Owner manual
System Configuration 3-3
Stateful Inspection
Stateful inspection is a security feature that prevents unsolicited inbound access when NAT is disabled.
Stateful inspection can be enabled on a Connection Profile whether NAT is enabled or not. You can configure
UDP and TCP “no-activity” periods that will also apply to NAT time-outs if stateful inspection is enabled on the
interface. Stateful Inspection parameters are active on a WAN inter face only if enabled on your Gateway.

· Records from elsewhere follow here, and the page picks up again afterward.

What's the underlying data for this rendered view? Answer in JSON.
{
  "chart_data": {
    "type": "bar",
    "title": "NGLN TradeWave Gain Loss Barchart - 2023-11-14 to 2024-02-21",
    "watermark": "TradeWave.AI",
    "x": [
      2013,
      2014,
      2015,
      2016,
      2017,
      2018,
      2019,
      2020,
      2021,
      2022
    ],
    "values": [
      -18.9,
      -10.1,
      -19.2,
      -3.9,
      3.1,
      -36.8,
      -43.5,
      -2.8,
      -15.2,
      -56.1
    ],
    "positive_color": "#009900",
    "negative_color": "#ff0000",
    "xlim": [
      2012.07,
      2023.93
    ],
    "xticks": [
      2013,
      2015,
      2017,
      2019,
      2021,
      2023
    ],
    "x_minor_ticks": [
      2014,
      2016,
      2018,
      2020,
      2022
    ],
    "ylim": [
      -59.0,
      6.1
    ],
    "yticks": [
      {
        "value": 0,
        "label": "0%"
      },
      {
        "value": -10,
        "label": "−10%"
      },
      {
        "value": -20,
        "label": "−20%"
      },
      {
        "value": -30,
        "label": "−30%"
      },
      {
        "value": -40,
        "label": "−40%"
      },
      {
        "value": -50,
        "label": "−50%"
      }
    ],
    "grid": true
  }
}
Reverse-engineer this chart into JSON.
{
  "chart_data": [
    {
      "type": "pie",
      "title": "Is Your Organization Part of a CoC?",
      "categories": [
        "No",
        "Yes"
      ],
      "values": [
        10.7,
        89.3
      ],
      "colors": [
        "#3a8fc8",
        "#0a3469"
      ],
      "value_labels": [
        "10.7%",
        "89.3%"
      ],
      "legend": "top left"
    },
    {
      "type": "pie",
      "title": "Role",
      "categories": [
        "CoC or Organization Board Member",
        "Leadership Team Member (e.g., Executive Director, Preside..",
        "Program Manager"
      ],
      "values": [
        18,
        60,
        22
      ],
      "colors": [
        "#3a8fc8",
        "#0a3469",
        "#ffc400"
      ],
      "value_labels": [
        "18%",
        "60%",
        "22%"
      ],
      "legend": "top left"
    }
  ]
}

• UDP no-activity time-out: The time in seconds after which a UDP session will be terminated, if there is no
traffic on the session.
• TCP no-activity time-out: The time in seconds after which an TCP session will be terminated, if there is no
traffic on the session.
• DoS Detect: Beginning with Firmware Version 8.7, if you toggle this option to Yes , the device will monitor
packets for Denial of Service (DoS) attack. Offending packets may be discarded if it is determined to be a
DoS attack.
• Add Exposed Address List: Accesses the Add Exposed Address List screen. See “Add Exposed Address
List” on page 3-4.
• Exposed Address Associations: Accesses the Exposed Address Associations screen. See “Exposed
Address Associations” on page 3-8. The hosts specified in Exposed addresses will be allowed to receive
inbound traffic even if there is no corresponding outbound traffic. This is active only if NAT is disabled on a
WAN interface. An Exposed Address List can be associated with a Connection Profile only if NAT is disabled
and Stateful Inspection is enabled on the profile.
Stateful Inspection
UDP no-activity timeout (sec): 180
TCP no-activity timeout (sec): 14400
DoS Detect: No
Add Exposed Address List...
Exposed Address Associations...
Return/Enter goes to new screen.
Return/Enter to configure Xposed IP addresses.